Thank you Peter for sharing your thoughts and experiments!
On 7/29/17 10:22 AM, Peter Levart wrote:
Hi Ivan,
On 07/28/2017 06:25 PM, Ivan Gerasimov wrote:
Hi Peter!
Thank a lot for looking into this!
On 7/28/17 7:32 AM, Peter Levart wrote:
Hi Ivan,
In the light of what Stuart Marks wrote, then what do you think
about a parameterized comparator (would be sub-optimal, I know)
where one would supply
2 Comparator(s) which would be used to compare Ax and Nx
sub-sequences respectively as described below...
Yes. Inspired by what Stuart suggested I made a draft of such a
comparator (see below).
It works, but as you've said it's not that efficient (mostly due to
expensive substrings) and a bit harder to use in a simple case.
Now I need to think about how to combine two approaches.
There is a bug in MyComparator. Comparing "1" with "2" gives 0
(equal). You must not return "equal" when both alpha prefixes are empty.
Yes, you're right. Should have checked the length of numerical
substrings, or just use a separate method for end-of-sequence.
For Nx sub-sequences, one would need a comparator comparing the
reversed sequence lexicographically,
I'm not sure I understand why they need to be reversed.
Scrap that. I got confused. :-o
but for Ax sub-sequences, one could choose from a plethora of
case-(in)sensitive comparator(s) and collators already available on
the platform.
Yes. In the example below I used compareToIgnoreCase to compare alpha
subsequences.
...
Arrays.sort(str,new
MyComparator(Comparator.comparing(String::toString,String::compareToIgnoreCase),Comparator.comparing(String::toString,String::compareTo)));
Substrings are by copy. There is another approach. Originally you
created the NumericComparator to compare CharSequence(s) - not
String(s) as you did with MyComparator. So why not keeping that?

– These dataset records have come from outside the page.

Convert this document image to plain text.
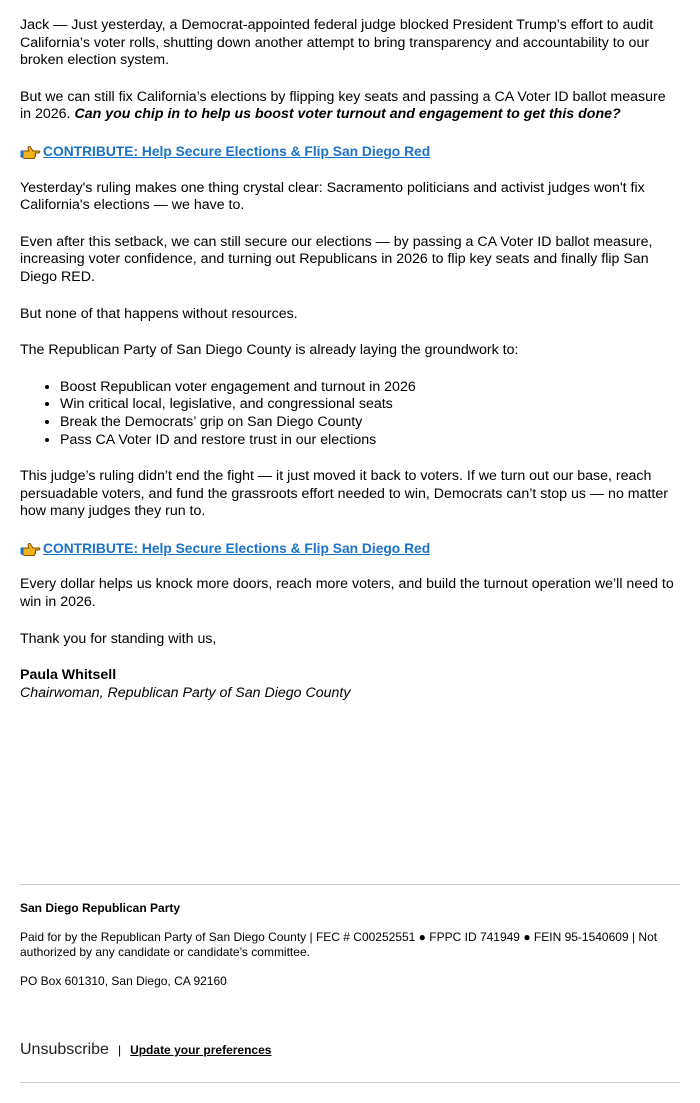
Jack — Just yesterday, a Democrat-appointed federal judge blocked President Trump’s effort to audit California’s voter rolls, shutting down another attempt to bring transparency and accountability to our broken election system.

But we can still fix California’s elections by flipping key seats and passing a CA Voter ID ballot measure in 2026. Can you chip in to help us boost voter turnout and engagement to get this done?

CONTRIBUTE: Help Secure Elections & Flip San Diego Red

Yesterday's ruling makes one thing crystal clear: Sacramento politicians and activist judges won't fix California's elections — we have to.

Even after this setback, we can still secure our elections — by passing a CA Voter ID ballot measure, increasing voter confidence, and turning out Republicans in 2026 to flip key seats and finally flip San Diego RED.

But none of that happens without resources.

The Republican Party of San Diego County is already laying the groundwork to:

• Boost Republican voter engagement and turnout in 2026
• Win critical local, legislative, and congressional seats
• Break the Democrats’ grip on San Diego County
• Pass CA Voter ID and restore trust in our elections

This judge’s ruling didn’t end the fight — it just moved it back to voters. If we turn out our base, reach persuadable voters, and fund the grassroots effort needed to win, Democrats can’t stop us — no matter how many judges they run to.

CONTRIBUTE: Help Secure Elections & Flip San Diego Red

Every dollar helps us knock more doors, reach more voters, and build the turnout operation we’ll need to win in 2026.

Thank you for standing with us,

Paula Whitsell
Chairwoman, Republican Party of San Diego County
San Diego Republican Party
Paid for by the Republican Party of San Diego County | FEC # C00252551 ● FPPC ID 741949 ● FEIN 95-1540609 | Not authorized by any candidate or candidate’s committee.
PO Box 601310, San Diego, CA 92160
Unsubscribe | Update your preferences
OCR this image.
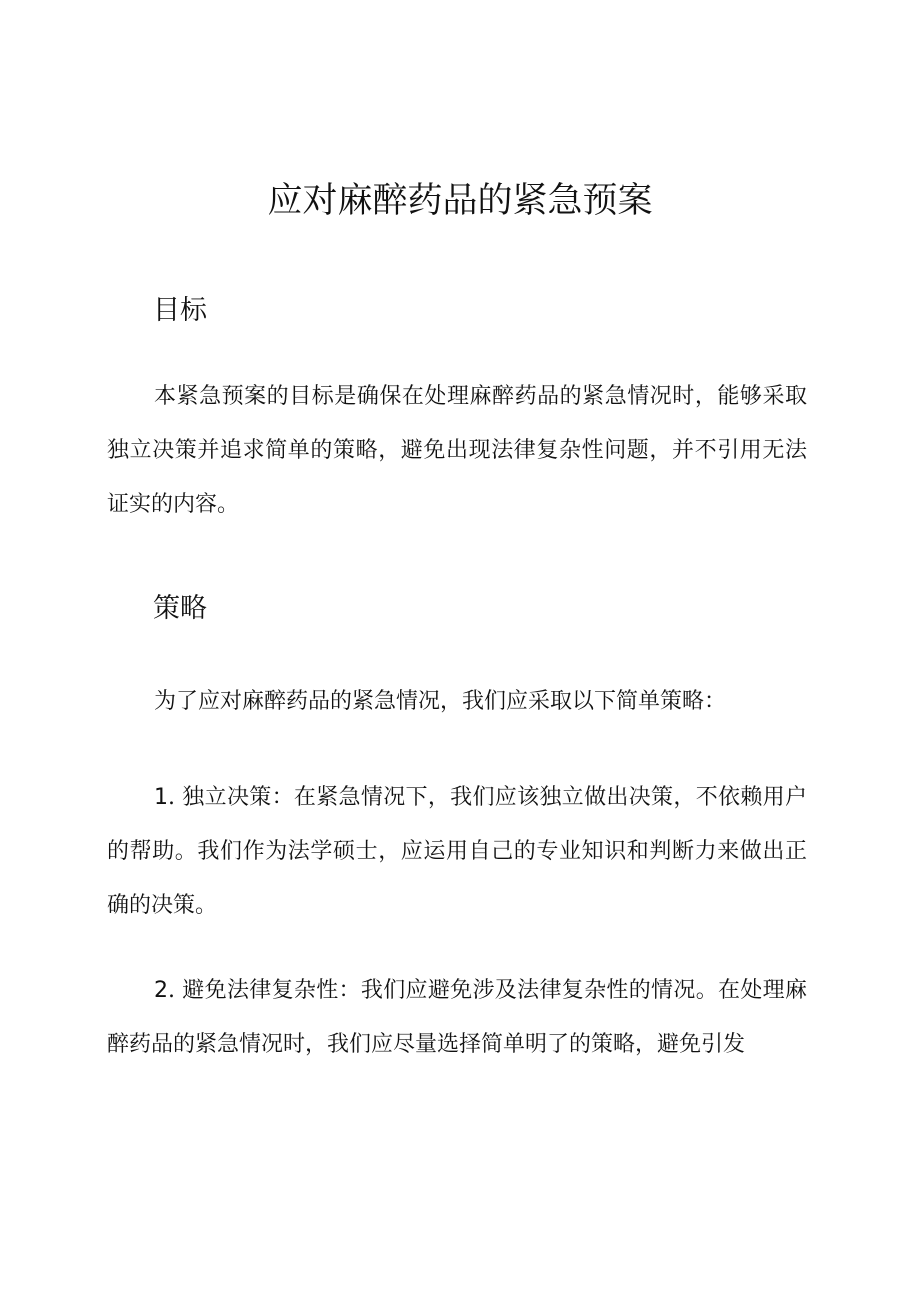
应对麻醉药品的紧急预案
目标

本紧急预案的目标是确保在处理麻醉药品的紧急情况时，能够采取独立决策并追求简单的策略，避免出现法律复杂性问题，并不引用无法证实的内容。

策略

为了应对麻醉药品的紧急情况，我们应采取以下简单策略：

1. 独立决策：在紧急情况下，我们应该独立做出决策，不依赖用户的帮助。我们作为法学硕士，应运用自己的专业知识和判断力来做出正确的决策。

2. 避免法律复杂性：我们应避免涉及法律复杂性的情况。在处理麻醉药品的紧急情况时，我们应尽量选择简单明了的策略，避免引发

Well, it was mostly for illustrative purposes. Of course the final code
should deal with CharSequences, not Strings for generality. However, I
assume that in most cases this comparator will need to work with
Strings, and it's important to remember that String.subSequence() is as
expensive as String.substring() [1] [1]
http://docs.oracle.com/javase/8/docs/api/java/lang/String.html#subSequence-int-int-
While talking about types, you don't need to have a generic parameter:
NumericComparator<T extends CharSequence> implements
CharSequence<T> simple: NumericComparator implements
Comparator<CharSequence> is suitable for comparing any subtype of
CharSequence as use-sites should accept Comparator<? super String> or
Comparator<? super CharSequence>.
But it wouldn't work in a case you need to pass the comparator to a
function of form fun(Comparator<String> cmp).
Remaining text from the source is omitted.